The author of the book of James is not the James, the son of Zebedee, one of the 12 disciples. We know this because Herod had that James killed, as recorded in Acts 12. It is thought by some that this James was actually the half-brother of Jesus. His mother was Mary and his father would have been Joseph. So he grew up in the same household as Jesus, but as you’ll hear in the opening verses, he only introduces himself as the “slave of God and of the Lord Jesus Christ.”
The audience for the book is “the twelve tribes”, or Jews who have been dispersed to various places. We’ll also see that it is applicable to the entire Body of Christ. Its purpose is call us all to holy and right living, among other things that will become evident as we read.
After James writes his greeting, he immediately launches into the subject of dealing with difficulties. The Jews, believers in Jesus and otherwise, had been scattered, and under all sorts of persecutions.
James wanted them to know that hard times are meant to grow our faith. It’s actually appropriate to read this right after we completed Job, don’t you think? Given what we read in Job, I don’t think it’s necessary to camp on this point, except to say that when something is repeated in scripture, it’s because God really wants us to understand that it’s important.
There is no doubt that difficulties arise in every life. James wants us to see that God can and does use those times for our benefit. Don’t let anyone tell you that you must’ve done something wrong if you’re going through the fire.
And then he goes on to say that just hearing the scriptures is not enough. Don’t think that by going to church or reading the Bible, or listening to this podcast for that matter, is enough to make you righteous. You must act on what you hear. The Word has to make a difference in your life. You must take action on what you hear.
Then in the next chapter he talks about valuing some people over others, and how that is not what we should do. Each person has value, whether rich or poor, important in the eyes of men or insignificant. In God’s eyes, we are all the same. There are no celebrities in Heaven.

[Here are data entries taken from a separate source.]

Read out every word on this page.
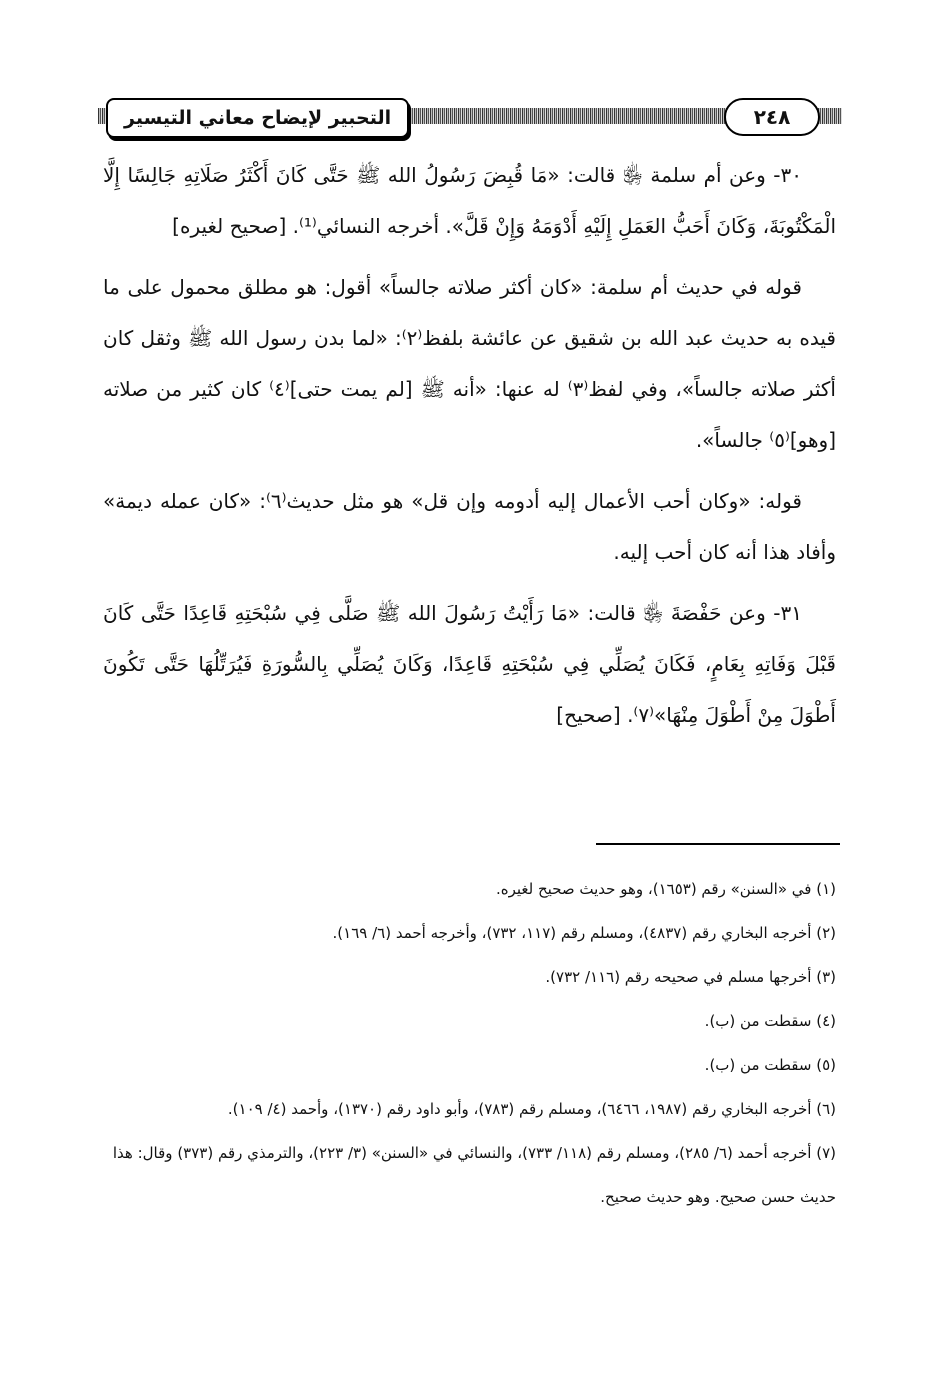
التحبير لإيضاح معاني التيسير	٢٤٨

٣٠- وعن أم سلمة ﵂ قالت: «مَا قُبِضَ رَسُولُ الله ﷺ حَتَّى كَانَ أَكْثَرُ صَلَاتِهِ جَالِسًا إِلَّا الْمَكْتُوبَةَ، وَكَانَ أَحَبُّ العَمَلِ إِلَيْهِ أَدْوَمَهُ وَإِنْ قَلَّ». أخرجه النسائي⁽¹⁾. [صحيح لغيره]

قوله في حديث أم سلمة: «كان أكثر صلاته جالساً» أقول: هو مطلق محمول على ما قيده به حديث عبد الله بن شقيق عن عائشة بلفظ⁽٢⁾: «لما بدن رسول الله ﷺ وثقل كان أكثر صلاته جالساً»، وفي لفظ⁽٣⁾ له عنها: «أنه ﷺ [لم يمت حتى]⁽٤⁾ كان كثير من صلاته [وهو]⁽٥⁾ جالساً».

قوله: «وكان أحب الأعمال إليه أدومه وإن قل» هو مثل حديث⁽٦⁾: «كان عمله ديمة» وأفاد هذا أنه كان أحب إليه.

٣١- وعن حَفْصَةَ ﵂ قالت: «مَا رَأَيْتُ رَسُولَ الله ﷺ صَلَّى فِي سُبْحَتِهِ قَاعِدًا حَتَّى كَانَ قَبْلَ وَفَاتِهِ بِعَامٍ، فَكَانَ يُصَلِّي فِي سُبْحَتِهِ قَاعِدًا، وَكَانَ يُصَلِّي بِالسُّورَةِ فَيُرَتِّلُهَا حَتَّى تَكُونَ أَطْوَلَ مِنْ أَطْوَلَ مِنْهَا»⁽٧⁾. [صحيح]

(١) في «السنن» رقم (١٦٥٣)، وهو حديث صحيح لغيره.

(٢) أخرجه البخاري رقم (٤٨٣٧)، ومسلم رقم (١١٧، ٧٣٢)، وأخرجه أحمد (٦/ ١٦٩).

(٣) أخرجها مسلم في صحيحه رقم (١١٦/ ٧٣٢).

(٤) سقطت من (ب).

(٥) سقطت من (ب).

(٦) أخرجه البخاري رقم (١٩٨٧، ٦٤٦٦)، ومسلم رقم (٧٨٣)، وأبو داود رقم (١٣٧٠)، وأحمد (٤/ ١٠٩).

(٧) أخرجه أحمد (٦/ ٢٨٥)، ومسلم رقم (١١٨/ ٧٣٣)، والنسائي في «السنن» (٣/ ٢٢٣)، والترمذي رقم (٣٧٣) وقال: هذا حديث حسن صحيح. وهو حديث صحيح.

James 2:14-20 has caused a lot of controversy over the years, but in my mind it is quite clear. The message is this: if you say you love God, but your life doesn’t show it, you are fooling yourself. To expand on that thought, if I love God, I am going to just naturally begin to do things that show the love of God. I don’t do those things to gain God’s favor, and I don’t do them to earn points in Heaven. I do them because He has changed who I am. If I am the same person I have always been, then I have not truly met Jesus, and I am still lost.
The example James gives is that of Abraham. He said he had faith, but until he showed that he was willing to sacrifice his son, Isaac, his faith was incomplete. It was only when he raised the knife to sacrifice his son that God pronounced him complete. And then, as James quoted from the Old Testament, “Abraham believed God, and God counted him as righteous because of his faith.” And James said that Abraham was called the friend of God.

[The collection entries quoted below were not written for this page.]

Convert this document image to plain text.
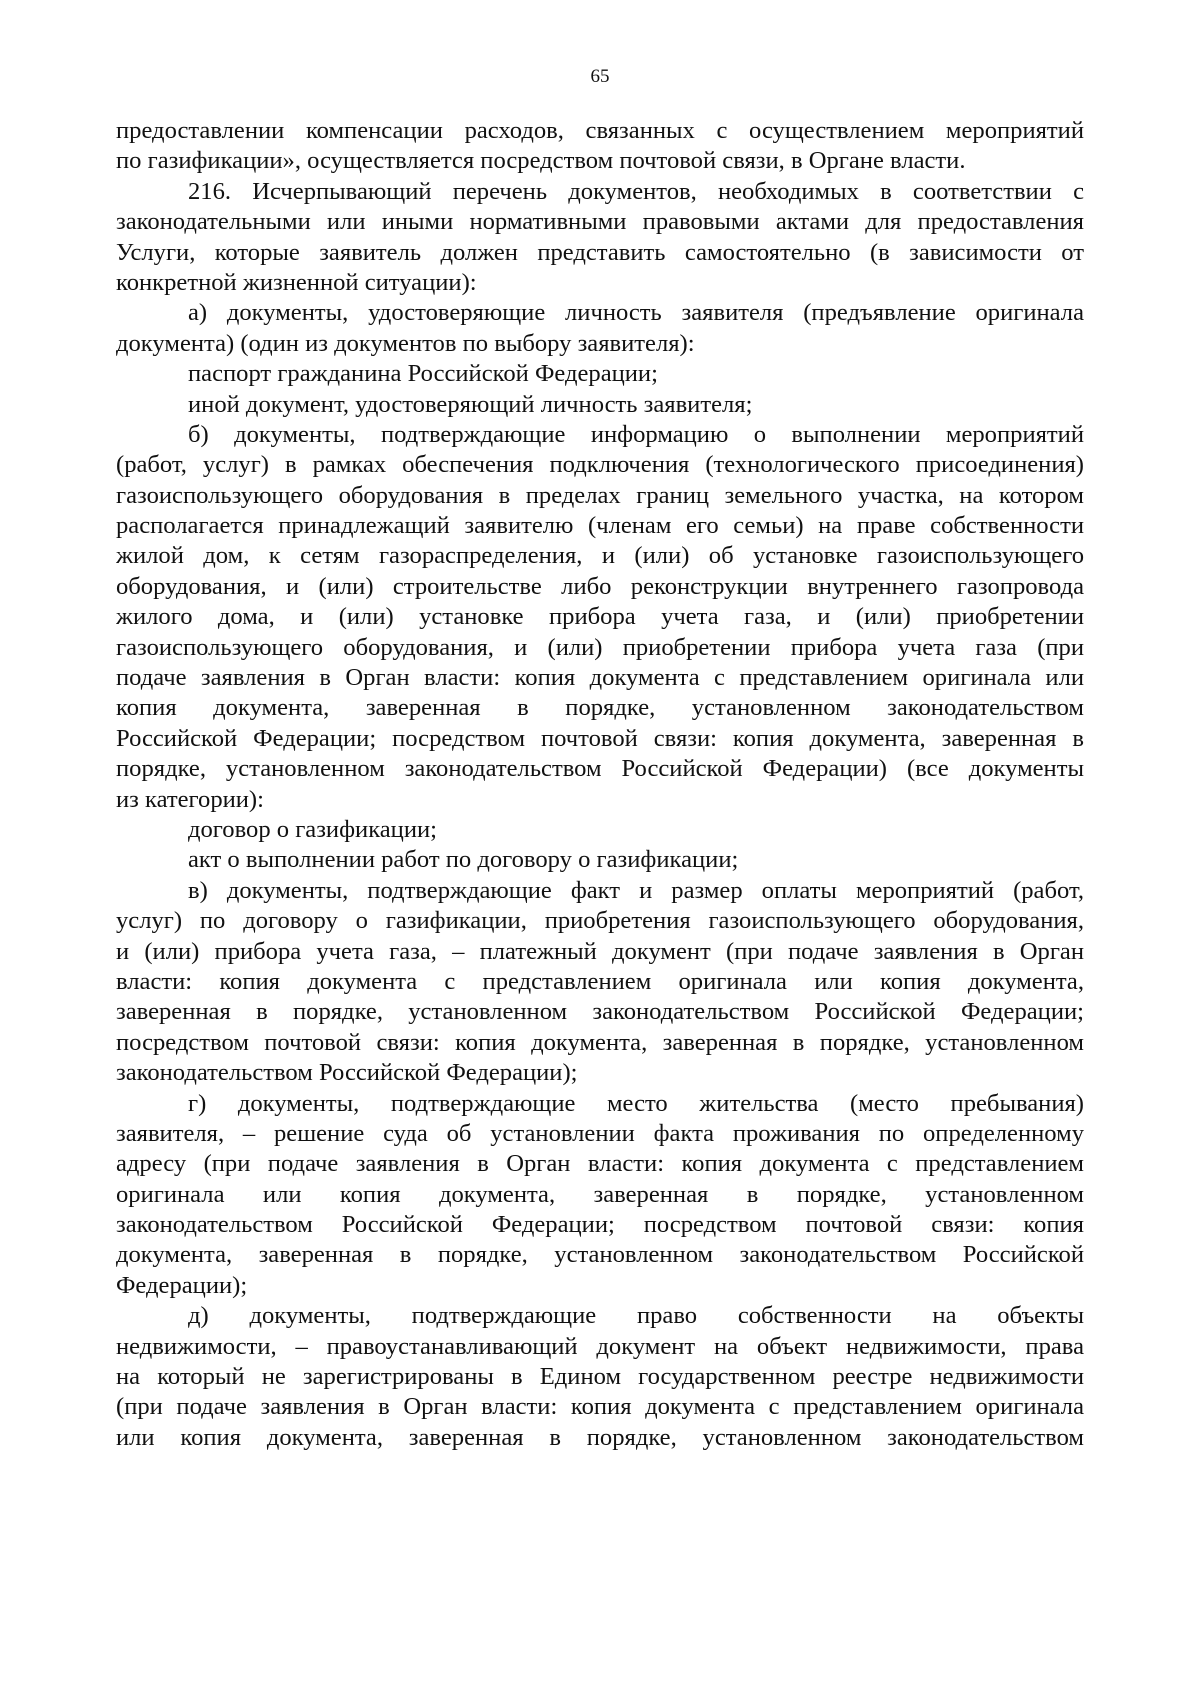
65
предоставлении компенсации расходов, связанных с осуществлением мероприятий
по газификации», осуществляется посредством почтовой связи, в Органе власти.
216. Исчерпывающий перечень документов, необходимых в соответствии с
законодательными или иными нормативными правовыми актами для предоставления
Услуги, которые заявитель должен представить самостоятельно (в зависимости от
конкретной жизненной ситуации):
а) документы, удостоверяющие личность заявителя (предъявление оригинала
документа) (один из документов по выбору заявителя):
паспорт гражданина Российской Федерации;
иной документ, удостоверяющий личность заявителя;
б) документы, подтверждающие информацию о выполнении мероприятий
(работ, услуг) в рамках обеспечения подключения (технологического присоединения)
газоиспользующего оборудования в пределах границ земельного участка, на котором
располагается принадлежащий заявителю (членам его семьи) на праве собственности
жилой дом, к сетям газораспределения, и (или) об установке газоиспользующего
оборудования, и (или) строительстве либо реконструкции внутреннего газопровода
жилого дома, и (или) установке прибора учета газа, и (или) приобретении
газоиспользующего оборудования, и (или) приобретении прибора учета газа (при
подаче заявления в Орган власти: копия документа с представлением оригинала или
копия документа, заверенная в порядке, установленном законодательством
Российской Федерации; посредством почтовой связи: копия документа, заверенная в
порядке, установленном законодательством Российской Федерации) (все документы
из категории):
договор о газификации;
акт о выполнении работ по договору о газификации;
в) документы, подтверждающие факт и размер оплаты мероприятий (работ,
услуг) по договору о газификации, приобретения газоиспользующего оборудования,
и (или) прибора учета газа, – платежный документ (при подаче заявления в Орган
власти: копия документа с представлением оригинала или копия документа,
заверенная в порядке, установленном законодательством Российской Федерации;
посредством почтовой связи: копия документа, заверенная в порядке, установленном
законодательством Российской Федерации);
г) документы, подтверждающие место жительства (место пребывания)
заявителя, – решение суда об установлении факта проживания по определенному
адресу (при подаче заявления в Орган власти: копия документа с представлением
оригинала или копия документа, заверенная в порядке, установленном
законодательством Российской Федерации; посредством почтовой связи: копия
документа, заверенная в порядке, установленном законодательством Российской
Федерации);
д) документы, подтверждающие право собственности на объекты
недвижимости, – правоустанавливающий документ на объект недвижимости, права
на который не зарегистрированы в Едином государственном реестре недвижимости
(при подаче заявления в Орган власти: копия документа с представлением оригинала
или копия документа, заверенная в порядке, установленном законодательством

Now, don’t misunderstand. We are saved by faith alone. There is nothing we can do to earn any part of our salvation. Zero. Nada. Nothing. But unless my faith results in a changed life, it is worthless, because a true faith in God fills us with the Holy Spirit, who brings about the fruit of the spirit that was talked about by Paul in Galatians 5:22 and 23: … love, joy, peace, patience, kindness, goodness, faithfulness, 23 gentleness, and self-control…
Fruit just naturally grows on the tree, right? The apple tree doesn’t have to *try* to grow apples, it just does. Same with the fruit of the Spirit. If you have truly become a new person by yielding yourself to Jesus, then these things will become evident in your life.
How’s the fruit harvest in your life?